Spiders use their silk for wrapping immovable prey, webs, draglines, parachuting or ballooning, shelters, egg sacs and for mating. Also, the silk is produced by the spider's silk glands that are located on the lower side of the abdomen and contain a watery fluid called "dope".
The toughest silk is the dragline silk from the Golden Orb-Weaving spider also known as the "Nephilia clavipes". It uses silk of a golden hue to make orb webs. It is also called the "engineer's dream" due to spider's silk can be tougher and more flexible than steel.
In the article published by Phys.org, scientists have long been studying the genome of spiders especially spider's silk and their possible benefits for technological advancements.
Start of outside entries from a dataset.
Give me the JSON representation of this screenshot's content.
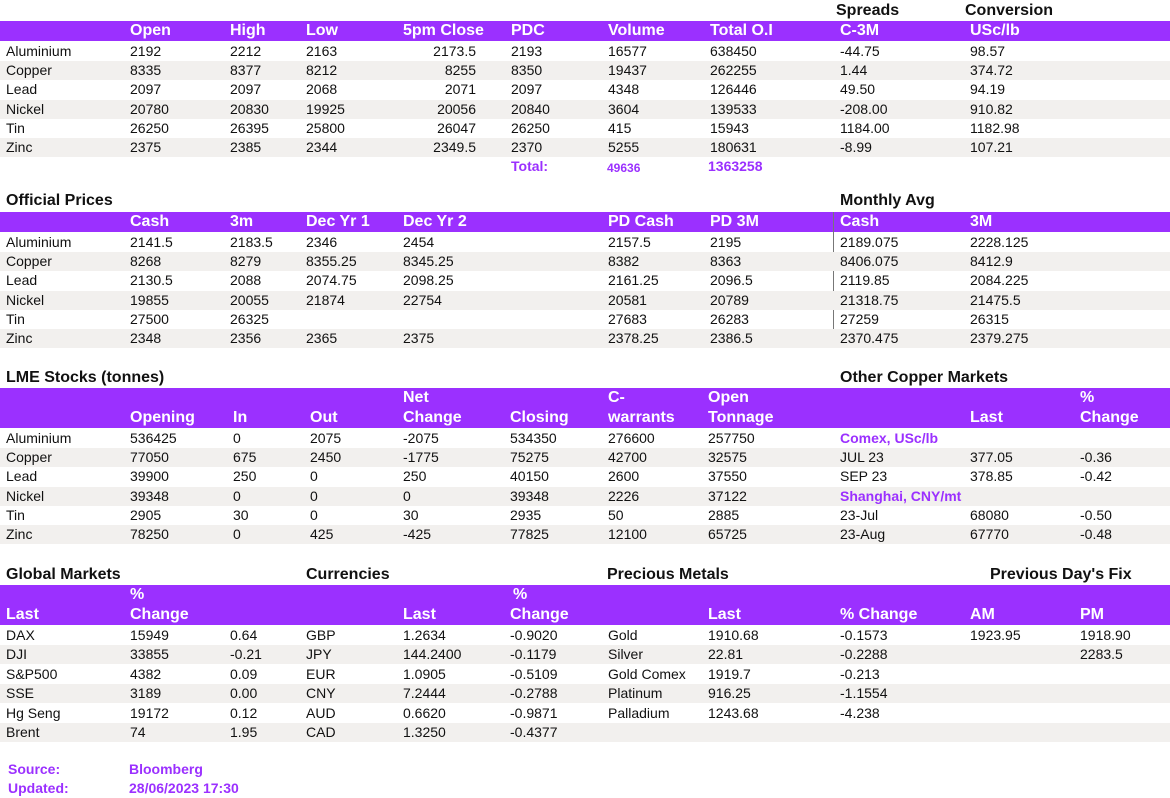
{
  "lme": {
    "top_labels": {
      "spreads": "Spreads",
      "conversion": "Conversion"
    },
    "headers": [
      "Open",
      "High",
      "Low",
      "5pm Close",
      "PDC",
      "Volume",
      "Total O.I",
      "C-3M",
      "USc/lb"
    ],
    "rows": [
      {
        "metal": "Aluminium",
        "open": "2192",
        "high": "2212",
        "low": "2163",
        "close": "2173.5",
        "pdc": "2193",
        "volume": "16577",
        "oi": "638450",
        "c3m": "-44.75",
        "usc": "98.57"
      },
      {
        "metal": "Copper",
        "open": "8335",
        "high": "8377",
        "low": "8212",
        "close": "8255",
        "pdc": "8350",
        "volume": "19437",
        "oi": "262255",
        "c3m": "1.44",
        "usc": "374.72"
      },
      {
        "metal": "Lead",
        "open": "2097",
        "high": "2097",
        "low": "2068",
        "close": "2071",
        "pdc": "2097",
        "volume": "4348",
        "oi": "126446",
        "c3m": "49.50",
        "usc": "94.19"
      },
      {
        "metal": "Nickel",
        "open": "20780",
        "high": "20830",
        "low": "19925",
        "close": "20056",
        "pdc": "20840",
        "volume": "3604",
        "oi": "139533",
        "c3m": "-208.00",
        "usc": "910.82"
      },
      {
        "metal": "Tin",
        "open": "26250",
        "high": "26395",
        "low": "25800",
        "close": "26047",
        "pdc": "26250",
        "volume": "415",
        "oi": "15943",
        "c3m": "1184.00",
        "usc": "1182.98"
      },
      {
        "metal": "Zinc",
        "open": "2375",
        "high": "2385",
        "low": "2344",
        "close": "2349.5",
        "pdc": "2370",
        "volume": "5255",
        "oi": "180631",
        "c3m": "-8.99",
        "usc": "107.21"
      }
    ],
    "total": {
      "label": "Total:",
      "volume": "49636",
      "oi": "1363258"
    }
  },
  "official": {
    "title": "Official Prices",
    "monthly_title": "Monthly Avg",
    "headers": [
      "Cash",
      "3m",
      "Dec Yr 1",
      "Dec Yr 2",
      "PD Cash",
      "PD 3M",
      "Cash",
      "3M"
    ],
    "rows": [
      {
        "metal": "Aluminium",
        "cash": "2141.5",
        "m3": "2183.5",
        "dy1": "2346",
        "dy2": "2454",
        "pdcash": "2157.5",
        "pd3m": "2195",
        "mcash": "2189.075",
        "m3m": "2228.125"
      },
      {
        "metal": "Copper",
        "cash": "8268",
        "m3": "8279",
        "dy1": "8355.25",
        "dy2": "8345.25",
        "pdcash": "8382",
        "pd3m": "8363",
        "mcash": "8406.075",
        "m3m": "8412.9"
      },
      {
        "metal": "Lead",
        "cash": "2130.5",
        "m3": "2088",
        "dy1": "2074.75",
        "dy2": "2098.25",
        "pdcash": "2161.25",
        "pd3m": "2096.5",
        "mcash": "2119.85",
        "m3m": "2084.225"
      },
      {
        "metal": "Nickel",
        "cash": "19855",
        "m3": "20055",
        "dy1": "21874",
        "dy2": "22754",
        "pdcash": "20581",
        "pd3m": "20789",
        "mcash": "21318.75",
        "m3m": "21475.5"
      },
      {
        "metal": "Tin",
        "cash": "27500",
        "m3": "26325",
        "dy1": "",
        "dy2": "",
        "pdcash": "27683",
        "pd3m": "26283",
        "mcash": "27259",
        "m3m": "26315"
      },
      {
        "metal": "Zinc",
        "cash": "2348",
        "m3": "2356",
        "dy1": "2365",
        "dy2": "2375",
        "pdcash": "2378.25",
        "pd3m": "2386.5",
        "mcash": "2370.475",
        "m3m": "2379.275"
      }
    ]
  },
  "stocks": {
    "title": "LME Stocks (tonnes)",
    "headers_top": {
      "net": "Net",
      "cw": "C-",
      "open": "Open"
    },
    "headers": {
      "opening": "Opening",
      "in": "In",
      "out": "Out",
      "net": "Change",
      "closing": "Closing",
      "cw": "warrants",
      "open": "Tonnage"
    },
    "rows": [
      {
        "metal": "Aluminium",
        "opening": "536425",
        "in": "0",
        "out": "2075",
        "net": "-2075",
        "closing": "534350",
        "cw": "276600",
        "open": "257750"
      },
      {
        "metal": "Copper",
        "opening": "77050",
        "in": "675",
        "out": "2450",
        "net": "-1775",
        "closing": "75275",
        "cw": "42700",
        "open": "32575"
      },
      {
        "metal": "Lead",
        "opening": "39900",
        "in": "250",
        "out": "0",
        "net": "250",
        "closing": "40150",
        "cw": "2600",
        "open": "37550"
      },
      {
        "metal": "Nickel",
        "opening": "39348",
        "in": "0",
        "out": "0",
        "net": "0",
        "closing": "39348",
        "cw": "2226",
        "open": "37122"
      },
      {
        "metal": "Tin",
        "opening": "2905",
        "in": "30",
        "out": "0",
        "net": "30",
        "closing": "2935",
        "cw": "50",
        "open": "2885"
      },
      {
        "metal": "Zinc",
        "opening": "78250",
        "in": "0",
        "out": "425",
        "net": "-425",
        "closing": "77825",
        "cw": "12100",
        "open": "65725"
      }
    ]
  },
  "copper_markets": {
    "title": "Other Copper Markets",
    "header_last": "Last",
    "header_pct_top": "%",
    "header_pct": "Change",
    "comex_label": "Comex, USc/lb",
    "comex": [
      {
        "name": "JUL 23",
        "last": "377.05",
        "chg": "-0.36"
      },
      {
        "name": "SEP 23",
        "last": "378.85",
        "chg": "-0.42"
      }
    ],
    "shanghai_label": "Shanghai, CNY/mt",
    "shanghai": [
      {
        "name": "23-Jul",
        "last": "68080",
        "chg": "-0.50"
      },
      {
        "name": "23-Aug",
        "last": "67770",
        "chg": "-0.48"
      }
    ]
  },
  "global": {
    "title": "Global Markets",
    "pct_top": "%",
    "last": "Last",
    "change": "Change",
    "rows": [
      {
        "name": "DAX",
        "last": "15949",
        "chg": "0.64"
      },
      {
        "name": "DJI",
        "last": "33855",
        "chg": "-0.21"
      },
      {
        "name": "S&P500",
        "last": "4382",
        "chg": "0.09"
      },
      {
        "name": "SSE",
        "last": "3189",
        "chg": "0.00"
      },
      {
        "name": "Hg Seng",
        "last": "19172",
        "chg": "0.12"
      },
      {
        "name": "Brent",
        "last": "74",
        "chg": "1.95"
      }
    ]
  },
  "currencies": {
    "title": "Currencies",
    "pct_top": "%",
    "last": "Last",
    "change": "Change",
    "rows": [
      {
        "name": "GBP",
        "last": "1.2634",
        "chg": "-0.9020"
      },
      {
        "name": "JPY",
        "last": "144.2400",
        "chg": "-0.1179"
      },
      {
        "name": "EUR",
        "last": "1.0905",
        "chg": "-0.5109"
      },
      {
        "name": "CNY",
        "last": "7.2444",
        "chg": "-0.2788"
      },
      {
        "name": "AUD",
        "last": "0.6620",
        "chg": "-0.9871"
      },
      {
        "name": "CAD",
        "last": "1.3250",
        "chg": "-0.4377"
      }
    ]
  },
  "precious": {
    "title": "Precious Metals",
    "fix_title": "Previous Day's Fix",
    "last": "Last",
    "change": "% Change",
    "am": "AM",
    "pm": "PM",
    "rows": [
      {
        "name": "Gold",
        "last": "1910.68",
        "chg": "-0.1573",
        "am": "1923.95",
        "pm": "1918.90"
      },
      {
        "name": "Silver",
        "last": "22.81",
        "chg": "-0.2288",
        "am": "",
        "pm": "2283.5"
      },
      {
        "name": "Gold Comex",
        "last": "1919.7",
        "chg": "-0.213",
        "am": "",
        "pm": ""
      },
      {
        "name": "Platinum",
        "last": "916.25",
        "chg": "-1.1554",
        "am": "",
        "pm": ""
      },
      {
        "name": "Palladium",
        "last": "1243.68",
        "chg": "-4.238",
        "am": "",
        "pm": ""
      }
    ]
  },
  "footer": {
    "source_label": "Source:",
    "source_value": "Bloomberg",
    "updated_label": "Updated:",
    "updated_value": "28/06/2023 17:30"
  }
}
But, progress has been slow due to the challenges encountered in identifying and characterizing spider's silk genes.
Amidst all the prevailing obstacles, researchers from the Perelman School of Medicine at the University of Pennsylvania have now made a major advance with the largest-ever study of spider's silk genes. They also made a list of these silk genes and discovered amazing patterns and substances that can produce a silk-spinner that in able to produce 28 varieties of silk proteins within the genes that may explain the unique properties of different types of silk.
"There were so many surprises that emerged from our study: new silk genes, new DNA sequences that presumably confer strength, toughness, stretchiness and other properties to silk proteins; and even a silk protein made in venom glands rather than silk glands," senior author Benjamin F. Voight, Ph.D., associate professor in the departments of Genetics and Systems Pharmacology and Translational Therapeutics, said. Voight also added that this new information should greatly advance their efforts to capture the extraordinary properties of these spider's silks in man-made materials.
Voight and his team are continuing the works of Charles Darwin following up with the genome sequencing of the bark spider. Also, they worked on technology for the rapid production of spider's silk in the lab from their spidroin DNA sequences to better sequences and their motifs encode silks' biological and physical properties.